Samuel Bak: The Holocaust is not only the specific tragedy of the annihilation of the Jews, but it is something that has a background, that has a story before and a story after. And we live in that. And to know that my work can serve somehow the awakening of young people is extremely important to me, is an incredible privilege. Believe me, it's a much greater privilege than to know that someone, thinks that that painting's colors will go so well with upholstery in the living room.

Lori Lefkovitz: I must say that hearing you speak about your life, your art and your ideas in relationship to this period of history is an enormous privilege for us. And this week has been dedicated, as we have a week every year to Holocaust Awareness, an unfathomably deep subject with unfathomably endless resonance. Our focus this year has been on remembrance art and restitution, and this presentation today fit perfectly in with the intention of deepening our questions and deepening our experience. I would like to encourage everyone who can to come to the final program, which is tomorrow at 05:30, a showing of the documentary, The Rape of Europa.

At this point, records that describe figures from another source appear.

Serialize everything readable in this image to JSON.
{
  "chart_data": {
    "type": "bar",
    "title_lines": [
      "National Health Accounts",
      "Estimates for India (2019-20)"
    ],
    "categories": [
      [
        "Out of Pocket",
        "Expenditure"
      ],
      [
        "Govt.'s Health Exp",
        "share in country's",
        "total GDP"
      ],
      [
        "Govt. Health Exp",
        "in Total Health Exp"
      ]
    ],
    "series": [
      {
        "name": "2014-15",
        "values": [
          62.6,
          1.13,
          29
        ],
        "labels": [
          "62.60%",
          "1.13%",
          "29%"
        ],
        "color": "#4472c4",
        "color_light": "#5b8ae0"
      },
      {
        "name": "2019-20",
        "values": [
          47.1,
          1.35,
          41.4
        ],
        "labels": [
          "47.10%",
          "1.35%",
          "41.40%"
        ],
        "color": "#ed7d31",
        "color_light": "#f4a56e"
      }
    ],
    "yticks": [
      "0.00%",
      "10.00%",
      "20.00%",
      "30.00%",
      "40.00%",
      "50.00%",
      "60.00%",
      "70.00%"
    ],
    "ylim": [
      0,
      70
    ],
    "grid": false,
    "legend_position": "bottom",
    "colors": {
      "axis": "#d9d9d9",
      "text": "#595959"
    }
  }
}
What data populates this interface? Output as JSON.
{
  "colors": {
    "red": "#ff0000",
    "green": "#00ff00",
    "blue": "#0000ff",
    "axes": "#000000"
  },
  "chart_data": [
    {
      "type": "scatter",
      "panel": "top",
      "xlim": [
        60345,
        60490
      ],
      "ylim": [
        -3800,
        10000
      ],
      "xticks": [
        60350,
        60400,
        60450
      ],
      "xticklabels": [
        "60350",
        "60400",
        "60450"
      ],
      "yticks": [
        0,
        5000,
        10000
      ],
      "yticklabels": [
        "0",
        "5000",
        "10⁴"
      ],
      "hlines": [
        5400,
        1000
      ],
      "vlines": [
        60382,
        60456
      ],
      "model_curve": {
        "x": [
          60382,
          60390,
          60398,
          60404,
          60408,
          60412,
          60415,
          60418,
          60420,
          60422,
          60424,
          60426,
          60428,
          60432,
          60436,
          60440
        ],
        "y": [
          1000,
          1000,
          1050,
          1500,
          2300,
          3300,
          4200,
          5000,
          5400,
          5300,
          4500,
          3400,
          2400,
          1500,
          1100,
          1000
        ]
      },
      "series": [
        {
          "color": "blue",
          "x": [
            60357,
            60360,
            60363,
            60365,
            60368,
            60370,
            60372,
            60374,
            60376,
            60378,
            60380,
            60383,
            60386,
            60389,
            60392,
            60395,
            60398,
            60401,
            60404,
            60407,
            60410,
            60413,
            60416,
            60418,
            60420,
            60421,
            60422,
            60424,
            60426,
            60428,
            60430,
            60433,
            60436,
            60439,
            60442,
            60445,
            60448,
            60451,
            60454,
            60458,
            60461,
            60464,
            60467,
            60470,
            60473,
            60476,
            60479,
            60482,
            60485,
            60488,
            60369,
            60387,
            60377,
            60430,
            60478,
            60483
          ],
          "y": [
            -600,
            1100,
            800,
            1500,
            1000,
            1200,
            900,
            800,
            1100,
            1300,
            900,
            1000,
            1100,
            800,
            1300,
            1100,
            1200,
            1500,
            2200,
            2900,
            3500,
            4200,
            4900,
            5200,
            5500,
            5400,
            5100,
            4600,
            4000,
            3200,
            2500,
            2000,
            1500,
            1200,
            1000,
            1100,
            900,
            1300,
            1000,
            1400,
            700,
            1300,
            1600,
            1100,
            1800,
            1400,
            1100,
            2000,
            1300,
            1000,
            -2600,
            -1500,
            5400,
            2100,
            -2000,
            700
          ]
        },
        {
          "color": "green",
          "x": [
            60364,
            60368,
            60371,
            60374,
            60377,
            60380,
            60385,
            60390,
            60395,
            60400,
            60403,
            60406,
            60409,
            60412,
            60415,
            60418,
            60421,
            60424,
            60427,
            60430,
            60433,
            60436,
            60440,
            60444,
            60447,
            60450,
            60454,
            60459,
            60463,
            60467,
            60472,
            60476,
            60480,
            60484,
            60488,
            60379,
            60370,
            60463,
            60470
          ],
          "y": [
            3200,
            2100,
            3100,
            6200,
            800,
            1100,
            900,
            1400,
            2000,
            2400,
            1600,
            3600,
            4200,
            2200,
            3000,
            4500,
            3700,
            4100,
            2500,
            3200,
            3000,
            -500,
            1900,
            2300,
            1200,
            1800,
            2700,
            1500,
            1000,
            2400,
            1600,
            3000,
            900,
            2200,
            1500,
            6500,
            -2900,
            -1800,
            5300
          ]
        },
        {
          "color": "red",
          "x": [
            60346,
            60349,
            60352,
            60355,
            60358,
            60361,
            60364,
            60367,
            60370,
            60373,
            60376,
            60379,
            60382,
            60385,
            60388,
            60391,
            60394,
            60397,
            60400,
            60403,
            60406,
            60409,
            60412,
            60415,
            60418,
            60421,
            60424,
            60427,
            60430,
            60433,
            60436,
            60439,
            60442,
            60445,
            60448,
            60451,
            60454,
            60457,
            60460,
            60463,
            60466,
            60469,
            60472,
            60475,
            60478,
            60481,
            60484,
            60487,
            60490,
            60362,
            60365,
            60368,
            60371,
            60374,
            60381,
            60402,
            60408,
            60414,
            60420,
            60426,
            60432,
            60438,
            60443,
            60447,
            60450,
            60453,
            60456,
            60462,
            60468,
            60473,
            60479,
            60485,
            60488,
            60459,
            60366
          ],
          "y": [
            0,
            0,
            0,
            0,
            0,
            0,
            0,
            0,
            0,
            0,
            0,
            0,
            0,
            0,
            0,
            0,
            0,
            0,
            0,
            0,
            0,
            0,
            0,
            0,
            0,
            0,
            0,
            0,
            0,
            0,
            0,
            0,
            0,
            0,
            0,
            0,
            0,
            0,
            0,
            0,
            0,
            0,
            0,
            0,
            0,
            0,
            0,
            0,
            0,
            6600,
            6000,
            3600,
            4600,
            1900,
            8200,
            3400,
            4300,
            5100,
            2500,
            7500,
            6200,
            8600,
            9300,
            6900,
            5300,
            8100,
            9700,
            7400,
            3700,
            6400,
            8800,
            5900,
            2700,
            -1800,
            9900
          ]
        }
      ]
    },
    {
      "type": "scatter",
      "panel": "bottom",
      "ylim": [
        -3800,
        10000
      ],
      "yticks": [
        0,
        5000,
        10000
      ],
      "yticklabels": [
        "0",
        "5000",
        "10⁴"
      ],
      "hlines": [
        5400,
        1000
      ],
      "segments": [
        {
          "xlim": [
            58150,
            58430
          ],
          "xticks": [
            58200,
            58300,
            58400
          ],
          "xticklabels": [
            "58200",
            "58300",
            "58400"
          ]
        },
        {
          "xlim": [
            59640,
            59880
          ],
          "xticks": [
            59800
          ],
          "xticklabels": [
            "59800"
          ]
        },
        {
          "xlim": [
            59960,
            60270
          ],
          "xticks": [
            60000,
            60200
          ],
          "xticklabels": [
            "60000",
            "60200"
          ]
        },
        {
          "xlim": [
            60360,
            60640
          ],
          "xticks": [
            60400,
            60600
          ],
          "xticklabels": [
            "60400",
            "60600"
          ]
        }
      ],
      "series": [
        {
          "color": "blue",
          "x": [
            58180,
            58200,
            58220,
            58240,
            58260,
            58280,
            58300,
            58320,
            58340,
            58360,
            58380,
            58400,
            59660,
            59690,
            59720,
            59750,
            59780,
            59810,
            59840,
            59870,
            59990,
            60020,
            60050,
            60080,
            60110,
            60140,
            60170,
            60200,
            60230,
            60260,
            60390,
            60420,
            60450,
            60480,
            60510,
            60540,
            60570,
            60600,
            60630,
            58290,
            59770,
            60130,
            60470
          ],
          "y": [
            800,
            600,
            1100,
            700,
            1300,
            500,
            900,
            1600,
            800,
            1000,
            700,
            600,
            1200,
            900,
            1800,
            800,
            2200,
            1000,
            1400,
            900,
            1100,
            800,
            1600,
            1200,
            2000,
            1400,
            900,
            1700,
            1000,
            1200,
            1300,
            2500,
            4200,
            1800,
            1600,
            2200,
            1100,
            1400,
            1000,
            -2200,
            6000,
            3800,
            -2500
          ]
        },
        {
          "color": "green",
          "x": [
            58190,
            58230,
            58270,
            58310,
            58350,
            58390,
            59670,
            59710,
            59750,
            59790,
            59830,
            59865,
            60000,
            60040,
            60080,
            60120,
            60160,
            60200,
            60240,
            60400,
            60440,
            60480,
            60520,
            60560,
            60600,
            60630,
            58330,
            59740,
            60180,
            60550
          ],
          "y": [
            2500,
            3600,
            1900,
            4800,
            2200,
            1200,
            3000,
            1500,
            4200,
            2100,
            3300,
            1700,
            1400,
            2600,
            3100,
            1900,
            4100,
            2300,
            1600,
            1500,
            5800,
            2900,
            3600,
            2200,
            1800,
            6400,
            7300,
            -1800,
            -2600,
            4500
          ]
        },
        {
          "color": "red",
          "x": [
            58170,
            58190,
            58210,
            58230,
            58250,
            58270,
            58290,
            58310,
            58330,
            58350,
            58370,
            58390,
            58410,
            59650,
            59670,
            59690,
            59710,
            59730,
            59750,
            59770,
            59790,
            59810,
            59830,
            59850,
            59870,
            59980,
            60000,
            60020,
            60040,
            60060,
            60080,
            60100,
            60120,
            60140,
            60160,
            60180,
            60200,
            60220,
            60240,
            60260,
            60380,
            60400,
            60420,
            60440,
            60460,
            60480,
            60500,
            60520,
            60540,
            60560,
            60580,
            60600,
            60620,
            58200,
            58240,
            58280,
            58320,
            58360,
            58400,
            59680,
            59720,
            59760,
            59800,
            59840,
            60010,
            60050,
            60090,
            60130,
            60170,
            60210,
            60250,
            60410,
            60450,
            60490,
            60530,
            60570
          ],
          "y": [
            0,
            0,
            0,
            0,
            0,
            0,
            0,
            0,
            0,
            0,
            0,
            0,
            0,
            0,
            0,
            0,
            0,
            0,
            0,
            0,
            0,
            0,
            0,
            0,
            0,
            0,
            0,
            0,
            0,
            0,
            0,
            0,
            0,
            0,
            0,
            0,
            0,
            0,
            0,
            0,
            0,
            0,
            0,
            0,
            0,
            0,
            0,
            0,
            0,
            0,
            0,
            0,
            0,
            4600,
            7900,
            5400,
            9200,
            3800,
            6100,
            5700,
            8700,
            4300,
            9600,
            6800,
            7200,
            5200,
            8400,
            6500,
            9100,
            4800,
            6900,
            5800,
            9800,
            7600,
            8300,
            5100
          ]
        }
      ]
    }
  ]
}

Lori Lefkovitz: It is the original documentary story of the Hollywood Monuments men. I understand, I haven't seen it myself, that it is actually a very, very interesting film. The Rape of Europa, it's at 05:30 in the Kabral Center and it will be followed by a discussion. We also want to draw your attention to the fact that on Tuesday, April 1st at 07:30, you will have received flyers. Seven members of the Israeli Knesset will be here for a town hall meeting. I hope you try to attend and encourage others to attend that as well. And, finally, please join me in thanking Samuel Bak.